According to the S&P/Experian Consumer Credit Default Indices for July, the overall rate in consumer credit defaults headed up by 2 bps (basis points) over the past year. The auto loan default rate rose 2 bps and the first mortgage default rate nudged up 3 bps since July 2018. The bank card default rate declined 13 bps over the same period.
The S&P/Experian research reveals Los Angeles, New York, Chicago and Dallas showed increases in overall late payments, while Miami showed a decline.

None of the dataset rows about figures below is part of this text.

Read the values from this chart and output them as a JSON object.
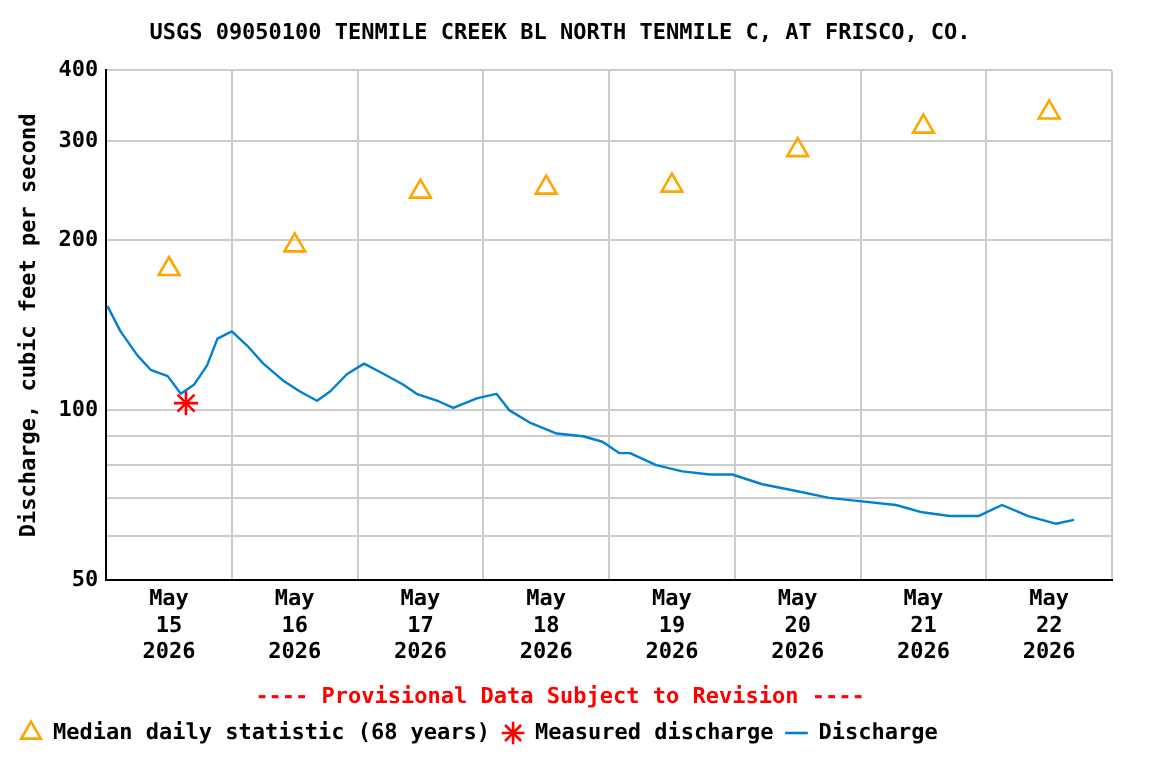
{
  "chart_data": {
    "type": "line",
    "title": "USGS 09050100 TENMILE CREEK BL NORTH TENMILE C, AT FRISCO, CO.",
    "ylabel": "Discharge, cubic feet per second",
    "xlim": [
      "2026-05-15",
      "2026-05-23"
    ],
    "xticks": [
      {
        "value": "2026-05-15",
        "label": null
      },
      {
        "value": "2026-05-15T12:00",
        "label": "May 15 2026"
      },
      {
        "value": "2026-05-16",
        "label": null
      },
      {
        "value": "2026-05-16T12:00",
        "label": "May 16 2026"
      },
      {
        "value": "2026-05-17",
        "label": null
      },
      {
        "value": "2026-05-17T12:00",
        "label": "May 17 2026"
      },
      {
        "value": "2026-05-18",
        "label": null
      },
      {
        "value": "2026-05-18T12:00",
        "label": "May 18 2026"
      },
      {
        "value": "2026-05-19",
        "label": null
      },
      {
        "value": "2026-05-19T12:00",
        "label": "May 19 2026"
      },
      {
        "value": "2026-05-20",
        "label": null
      },
      {
        "value": "2026-05-20T12:00",
        "label": "May 20 2026"
      },
      {
        "value": "2026-05-21",
        "label": null
      },
      {
        "value": "2026-05-21T12:00",
        "label": "May 21 2026"
      },
      {
        "value": "2026-05-22",
        "label": null
      },
      {
        "value": "2026-05-22T12:00",
        "label": "May 22 2026"
      },
      {
        "value": "2026-05-23",
        "label": null
      }
    ],
    "ylim": [
      50,
      400
    ],
    "log": true,
    "yticks": [
      50,
      {
        "value": 60,
        "label": null
      },
      {
        "value": 70,
        "label": null
      },
      {
        "value": 80,
        "label": null
      },
      {
        "value": 90,
        "label": null
      },
      100,
      200,
      300,
      400
    ],
    "grid": true,
    "legend": "bottom",
    "annotations": [
      "---- Provisional Data Subject to Revision ----"
    ],
    "series": [
      {
        "name": "Median daily statistic (68 years)",
        "type": "scatter",
        "marker": "triangle",
        "color": "#ffa500",
        "x": [
          "2026-05-15T12:00",
          "2026-05-16T12:00",
          "2026-05-17T12:00",
          "2026-05-18T12:00",
          "2026-05-19T12:00",
          "2026-05-20T12:00",
          "2026-05-21T12:00",
          "2026-05-22T12:00"
        ],
        "values": [
          178,
          196,
          244,
          248,
          250,
          289,
          318,
          337
        ]
      },
      {
        "name": "Measured discharge",
        "type": "scatter",
        "marker": "cross",
        "color": "#ff0000",
        "x": [
          "2026-05-15T15:15"
        ],
        "values": [
          103
        ]
      },
      {
        "name": "Discharge",
        "type": "line",
        "marker": "none",
        "line_style": "solid",
        "color": "#0080d0",
        "x": [
          "2026-05-15T00:15",
          "2026-05-15T02:45",
          "2026-05-15T06:00",
          "2026-05-15T08:30",
          "2026-05-15T11:45",
          "2026-05-15T14:15",
          "2026-05-15T16:45",
          "2026-05-15T19:15",
          "2026-05-15T21:15",
          "2026-05-16T00:00",
          "2026-05-16T03:00",
          "2026-05-16T06:00",
          "2026-05-16T09:45",
          "2026-05-16T13:00",
          "2026-05-16T16:15",
          "2026-05-16T18:45",
          "2026-05-16T22:00",
          "2026-05-17T01:15",
          "2026-05-17T05:00",
          "2026-05-17T08:45",
          "2026-05-17T11:15",
          "2026-05-17T15:15",
          "2026-05-17T18:15",
          "2026-05-17T22:45",
          "2026-05-18T02:30",
          "2026-05-18T05:00",
          "2026-05-18T09:00",
          "2026-05-18T14:00",
          "2026-05-18T19:00",
          "2026-05-18T22:45",
          "2026-05-19T02:00",
          "2026-05-19T04:00",
          "2026-05-19T09:00",
          "2026-05-19T14:00",
          "2026-05-19T19:15",
          "2026-05-19T23:30",
          "2026-05-20T05:15",
          "2026-05-20T11:45",
          "2026-05-20T18:00",
          "2026-05-21T00:15",
          "2026-05-21T06:45",
          "2026-05-21T11:45",
          "2026-05-21T17:00",
          "2026-05-21T22:30",
          "2026-05-22T03:00",
          "2026-05-22T08:00",
          "2026-05-22T13:15",
          "2026-05-22T16:45"
        ],
        "values": [
          153,
          138,
          125,
          118,
          115,
          107,
          111,
          120,
          134,
          138,
          130,
          121,
          113,
          108,
          104,
          108,
          116,
          121,
          116,
          111,
          107,
          104,
          101,
          105,
          107,
          100,
          95,
          91,
          90,
          88,
          84,
          84,
          80,
          78,
          77,
          77,
          74,
          72,
          70,
          69,
          68,
          66,
          65,
          65,
          68,
          65,
          63,
          64
        ]
      }
    ]
  }
}
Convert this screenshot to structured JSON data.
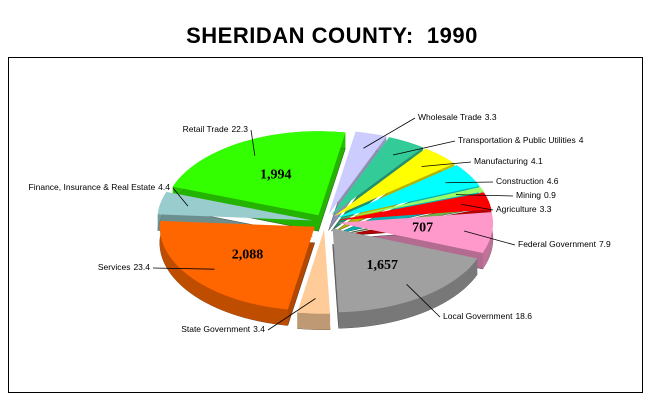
{
  "chart_data": {
    "type": "pie",
    "title": "SHERIDAN COUNTY:  1990",
    "categories": [
      "Wholesale Trade",
      "Transportation & Public Utilities",
      "Manufacturing",
      "Construction",
      "Mining",
      "Agriculture",
      "Federal Government",
      "Local Government",
      "State Government",
      "Services",
      "Finance, Insurance & Real Estate",
      "Retail Trade"
    ],
    "values": [
      3.3,
      4.0,
      4.1,
      4.6,
      0.9,
      3.3,
      7.9,
      18.6,
      3.4,
      23.4,
      4.4,
      22.3
    ],
    "colors": [
      "#ccccff",
      "#33cc99",
      "#ffff00",
      "#00ffff",
      "#99ff66",
      "#ff0000",
      "#ff99cc",
      "#a0a0a0",
      "#ffcc99",
      "#ff6600",
      "#99cccc",
      "#33ff00"
    ],
    "employment": {
      "values": [
        null,
        null,
        null,
        null,
        null,
        null,
        707,
        1657,
        null,
        2088,
        null,
        1994
      ],
      "value_labels": [
        null,
        null,
        null,
        null,
        null,
        null,
        "707",
        "1,657",
        null,
        "2,088",
        null,
        "1,994"
      ]
    }
  }
}
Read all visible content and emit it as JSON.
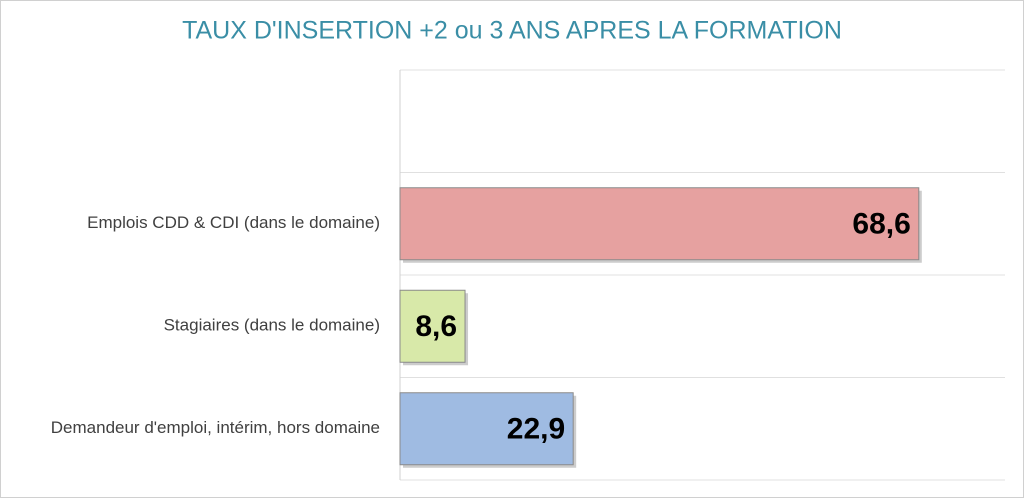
{
  "chart_data": {
    "type": "barh",
    "title": "TAUX D'INSERTION +2 ou 3 ANS APRES LA FORMATION",
    "categories": [
      null,
      "Emplois CDD & CDI (dans le domaine)",
      "Stagiaires (dans le domaine)",
      "Demandeur d'emploi, intérim, hors domaine"
    ],
    "values": [
      null,
      68.6,
      8.6,
      22.9
    ],
    "value_labels": [
      null,
      "68,6",
      "8,6",
      "22,9"
    ],
    "colors": [
      null,
      "#e6a1a0",
      "#d8e9a9",
      "#9fbbe2"
    ],
    "xlim": [
      0,
      80
    ]
  }
}
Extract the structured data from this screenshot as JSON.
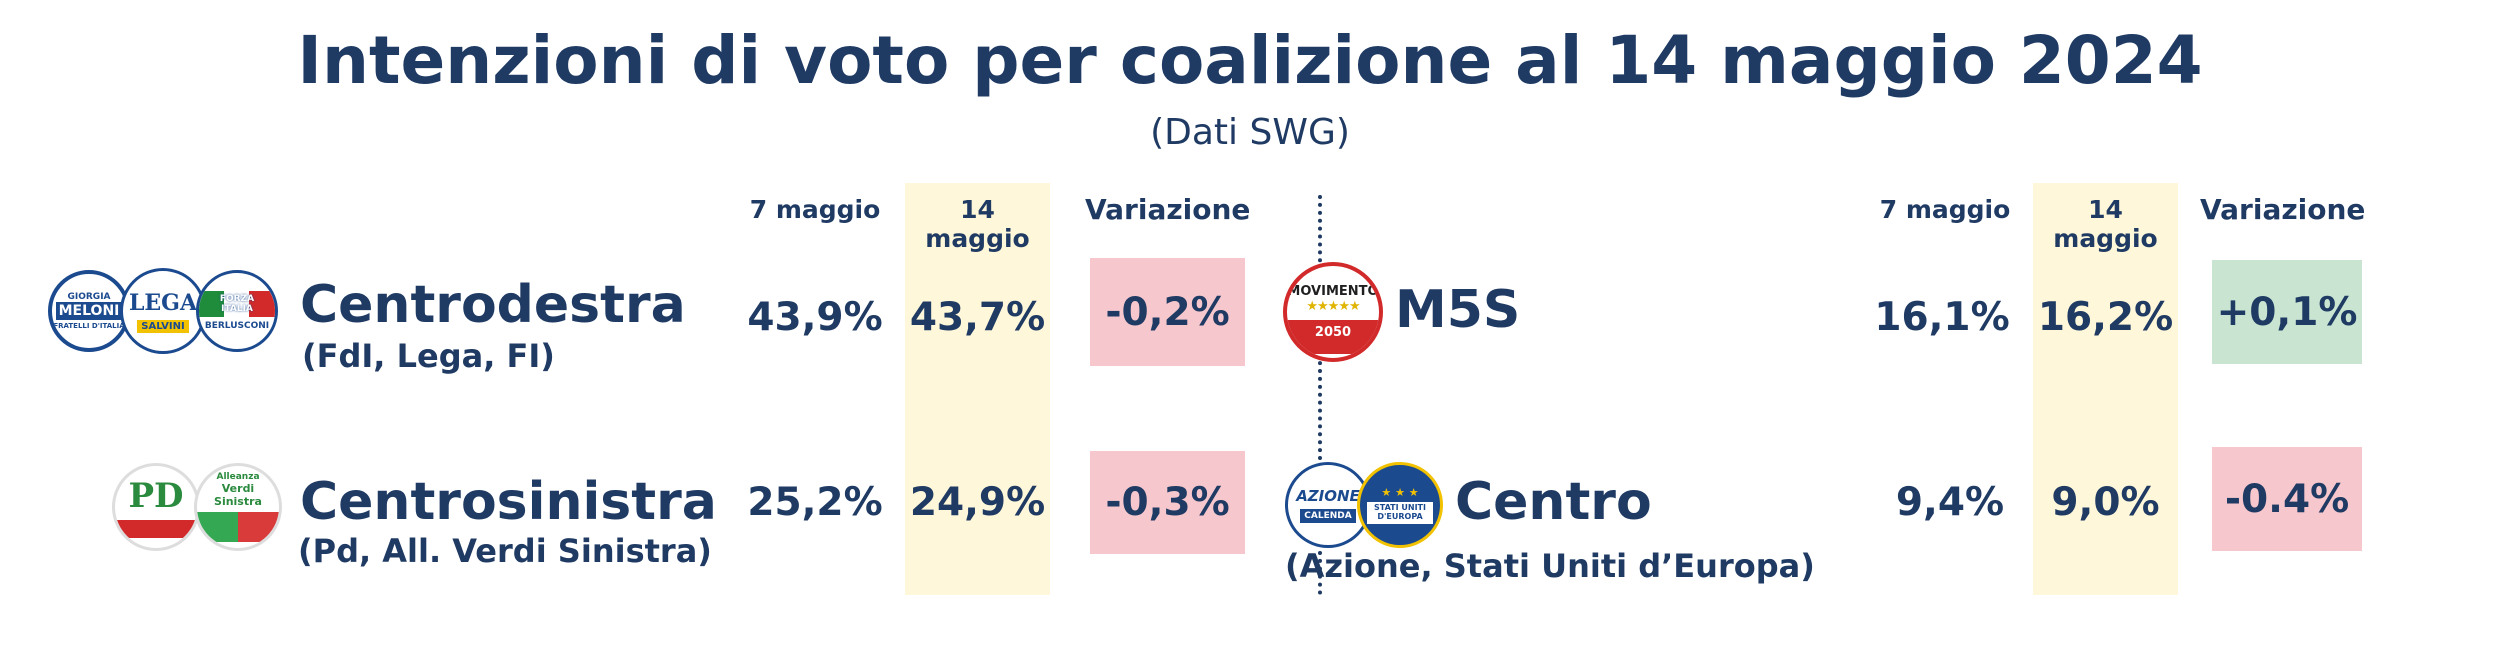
{
  "title": "Intenzioni di voto per coalizione al 14 maggio 2024",
  "subtitle": "(Dati SWG)",
  "left_headers": {
    "prev": "7 maggio",
    "curr": "14 maggio",
    "change": "Variazione"
  },
  "right_headers": {
    "prev": "7  maggio",
    "curr": "14 maggio",
    "change": "Variazione"
  },
  "colors": {
    "text": "#1f3a63",
    "highlight": "#fff7d9",
    "negative": "#f6c7cc",
    "positive": "#c9e5d2"
  },
  "rows": {
    "centrodestra": {
      "name": "Centrodestra",
      "members": "(FdI, Lega, FI)",
      "prev": "43,9%",
      "curr": "43,7%",
      "change": "-0,2%",
      "logos": {
        "fdi_top": "GIORGIA",
        "fdi_main": "MELONI",
        "fdi_bottom": "FRATELLI D'ITALIA",
        "lega_main": "LEGA",
        "lega_bottom": "SALVINI",
        "fi_main": "FORZA ITALIA",
        "fi_bottom": "BERLUSCONI"
      }
    },
    "centrosinistra": {
      "name": "Centrosinistra",
      "members": "(Pd, All. Verdi Sinistra)",
      "prev": "25,2%",
      "curr": "24,9%",
      "change": "-0,3%",
      "logos": {
        "pd_main": "PD",
        "avs_top": "Alleanza",
        "avs_main": "Verdi Sinistra"
      }
    },
    "m5s": {
      "name": "M5S",
      "members": "",
      "prev": "16,1%",
      "curr": "16,2%",
      "change": "+0,1%",
      "logos": {
        "m5s_main": "MOVIMENTO",
        "m5s_bottom": "2050"
      }
    },
    "centro": {
      "name": "Centro",
      "members": "(Azione, Stati Uniti d’Europa)",
      "prev": "9,4%",
      "curr": "9,0%",
      "change": "-0.4%",
      "logos": {
        "azione_main": "AZIONE",
        "azione_bottom": "CALENDA",
        "sue_main": "STATI UNITI D'EUROPA"
      }
    }
  }
}
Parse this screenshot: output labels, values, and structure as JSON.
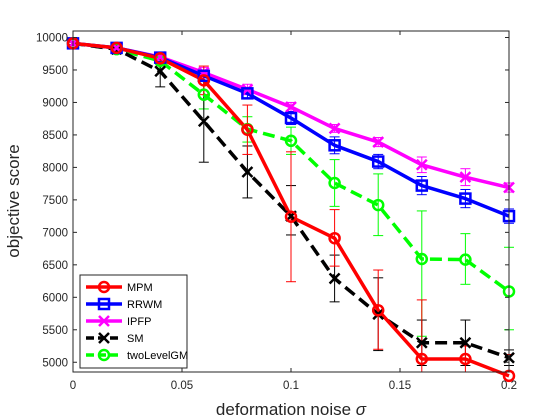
{
  "chart_data": {
    "type": "line",
    "title": "",
    "xlabel": "deformation noise",
    "xlabel_symbol": "σ",
    "ylabel": "objective score",
    "xlim": [
      0,
      0.2
    ],
    "ylim": [
      4850,
      10100
    ],
    "x_ticks": [
      0,
      0.05,
      0.1,
      0.15,
      0.2
    ],
    "x_tick_labels": [
      "0",
      "0.05",
      "0.1",
      "0.15",
      "0.2"
    ],
    "y_ticks": [
      5000,
      5500,
      6000,
      6500,
      7000,
      7500,
      8000,
      8500,
      9000,
      9500,
      10000
    ],
    "y_tick_labels": [
      "5000",
      "5500",
      "6000",
      "6500",
      "7000",
      "7500",
      "8000",
      "8500",
      "9000",
      "9500",
      "10000"
    ],
    "grid": false,
    "legend_position": "bottom-left",
    "x": [
      0,
      0.02,
      0.04,
      0.06,
      0.08,
      0.1,
      0.12,
      0.14,
      0.16,
      0.18,
      0.2
    ],
    "series": [
      {
        "name": "twoLevelGM",
        "color": "#00ff00",
        "line_style": "dashed",
        "marker": "circle",
        "values": [
          9910,
          9820,
          9640,
          9120,
          8590,
          8410,
          7760,
          7420,
          6590,
          6580,
          6090
        ],
        "err_low": [
          9890,
          9780,
          9530,
          8900,
          8390,
          8200,
          7400,
          6950,
          5400,
          6200,
          5500
        ],
        "err_high": [
          9930,
          9860,
          9750,
          9340,
          8780,
          8620,
          8120,
          7900,
          7330,
          6980,
          6770
        ]
      },
      {
        "name": "SM",
        "color": "#000000",
        "line_style": "dashed",
        "marker": "x",
        "values": [
          9910,
          9820,
          9480,
          8710,
          7930,
          7250,
          6290,
          5740,
          5300,
          5300,
          5070
        ],
        "err_low": [
          9890,
          9760,
          9240,
          8080,
          7530,
          6960,
          5930,
          5180,
          4950,
          4950,
          4950
        ],
        "err_high": [
          9930,
          9880,
          9720,
          9340,
          8330,
          7720,
          6650,
          6300,
          5650,
          5650,
          5190
        ]
      },
      {
        "name": "IPFP",
        "color": "#ff00ff",
        "line_style": "solid",
        "marker": "x",
        "values": [
          9910,
          9840,
          9700,
          9460,
          9200,
          8930,
          8600,
          8390,
          8040,
          7850,
          7690
        ],
        "err_low": [
          9890,
          9800,
          9640,
          9380,
          9120,
          8860,
          8540,
          8320,
          7920,
          7720,
          7620
        ],
        "err_high": [
          9930,
          9880,
          9760,
          9540,
          9280,
          9000,
          8660,
          8460,
          8160,
          7980,
          7760
        ]
      },
      {
        "name": "RRWM",
        "color": "#0000ff",
        "line_style": "solid",
        "marker": "square",
        "values": [
          9910,
          9840,
          9690,
          9410,
          9140,
          8760,
          8340,
          8090,
          7720,
          7520,
          7250
        ],
        "err_low": [
          9890,
          9800,
          9630,
          9340,
          9060,
          8660,
          8210,
          7980,
          7580,
          7380,
          7140
        ],
        "err_high": [
          9930,
          9880,
          9750,
          9480,
          9220,
          8860,
          8470,
          8200,
          7860,
          7660,
          7360
        ]
      },
      {
        "name": "MPM",
        "color": "#ff0000",
        "line_style": "solid",
        "marker": "circle",
        "values": [
          9910,
          9840,
          9680,
          9340,
          8580,
          7240,
          6910,
          5800,
          5050,
          5050,
          4790
        ],
        "err_low": [
          9890,
          9800,
          9600,
          9120,
          8200,
          6240,
          6480,
          5200,
          4850,
          4850,
          4850
        ],
        "err_high": [
          9930,
          9880,
          9760,
          9560,
          8960,
          8240,
          7350,
          6420,
          5960,
          5250,
          5120
        ]
      }
    ],
    "legend_order": [
      "MPM",
      "RRWM",
      "IPFP",
      "SM",
      "twoLevelGM"
    ]
  }
}
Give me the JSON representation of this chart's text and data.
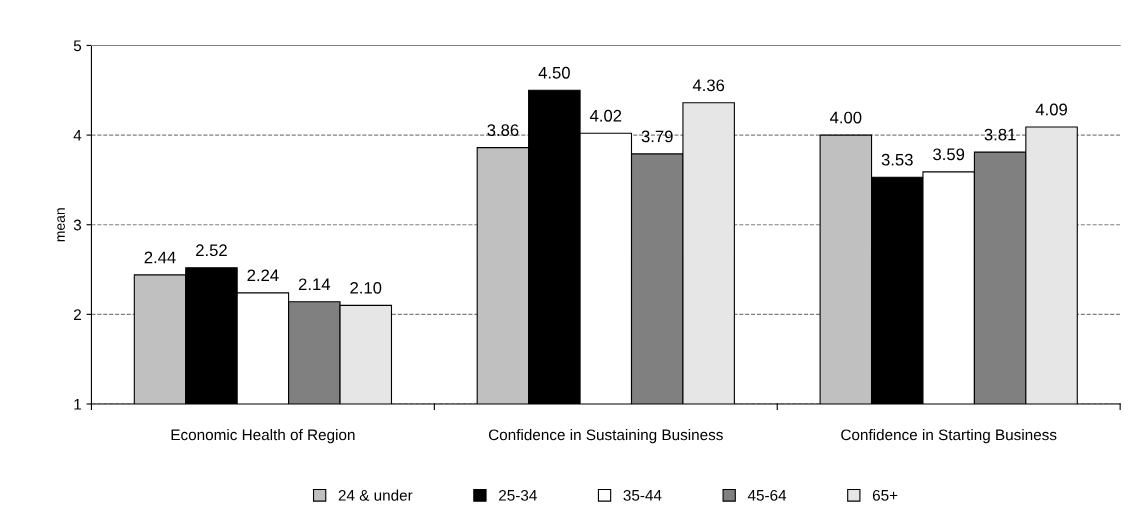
{
  "chart_data": {
    "type": "bar",
    "ylabel": "mean",
    "categories": [
      "Economic Health of Region",
      "Confidence in Sustaining Business",
      "Confidence in Starting Business"
    ],
    "series": [
      {
        "name": "24 & under",
        "color": "#c0c0c0",
        "values": [
          2.44,
          3.86,
          4.0
        ],
        "value_labels": [
          "2.44",
          "3.86",
          "4.00"
        ]
      },
      {
        "name": "25-34",
        "color": "#000000",
        "values": [
          2.52,
          4.5,
          3.53
        ],
        "value_labels": [
          "2.52",
          "4.50",
          "3.53"
        ]
      },
      {
        "name": "35-44",
        "color": "#ffffff",
        "values": [
          2.24,
          4.02,
          3.59
        ],
        "value_labels": [
          "2.24",
          "4.02",
          "3.59"
        ]
      },
      {
        "name": "45-64",
        "color": "#808080",
        "values": [
          2.14,
          3.79,
          3.81
        ],
        "value_labels": [
          "2.14",
          "3.79",
          "3.81"
        ]
      },
      {
        "name": "65+",
        "color": "#e6e6e6",
        "values": [
          2.1,
          4.36,
          4.09
        ],
        "value_labels": [
          "2.10",
          "4.36",
          "4.09"
        ]
      }
    ],
    "ylim": [
      1,
      5
    ],
    "yticks": [
      1,
      2,
      3,
      4,
      5
    ],
    "grid": "y",
    "legend": "bottom"
  }
}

Big Card Issuer Delinquency Dips
Second-quarter card delinquency among the nation’s top credit card issuers dipped from the prior quarter, due to seasonality and increasing balances. However, over the past five years, the second-quarter delinquency ratio has been on an upward trend, rising 35 bps (basis points) from the second-quarter of 2015. It is the highest second-quarter ratio for more than seven years notes RAM Research.
Early stage credit card delinquency (30+ days) for the second-quarter (2Q/19), among the nation’s Top 4 issuers, decreased 18 basis points (bps) sequentially, and rose 11 bps year-on-year (YOY).
The average rate among the Top 4 issuers (Chase [JPM], Capital One [COF], Bank of America [BAC], Citibank [C]) was 2.18% for 2Q/19, compared to 2.36% for 1Q/19 and 2.07% for 2Q/18. For the second-quarter of 2015, the Top 4 reported a U.S. credit card delinquency rate of 1.83%, according to figures collected by CardData.
Credit Card Consumer Debt Roller Coaster
Consumer revolving debt lost some steam in June following a U.S. credit card spring spurt wherein Americans added $14 billion over the prior two-month period. However, the spring credit card bubble mirrors consumer behavior of ten years ago, shortly before the Great Recession.
U.S. revolving credit, mostly credit card debt, edged down by 0.1% or 10 bps (basis points) in June, compared to a revised 8.4% year-on-year (YOY) gain in May and a revised 7.6% YOY increase in April. The monthly gains for April and May were the highest in more than five years.
If short-term interest rates hold and employment remains strong it is likely the delinquency rate will mirror 2018, rising by 23 bps at the end of 2019. However, if rate short-term interest rate cuts are made, in the face of a unraveling economy, and employment rates erode, suggested by mounting technical evidence, credit card delinquency could easy rise 35 bps for 4Q/19.
Additionally, the current trade tariff war and currency devaluation producing a full-blown, long-overdue global recession could send all credit card metrics off the map in 2020, says Robert McKinley, Senior Analyst of CardData, CardFlash and CardTrak.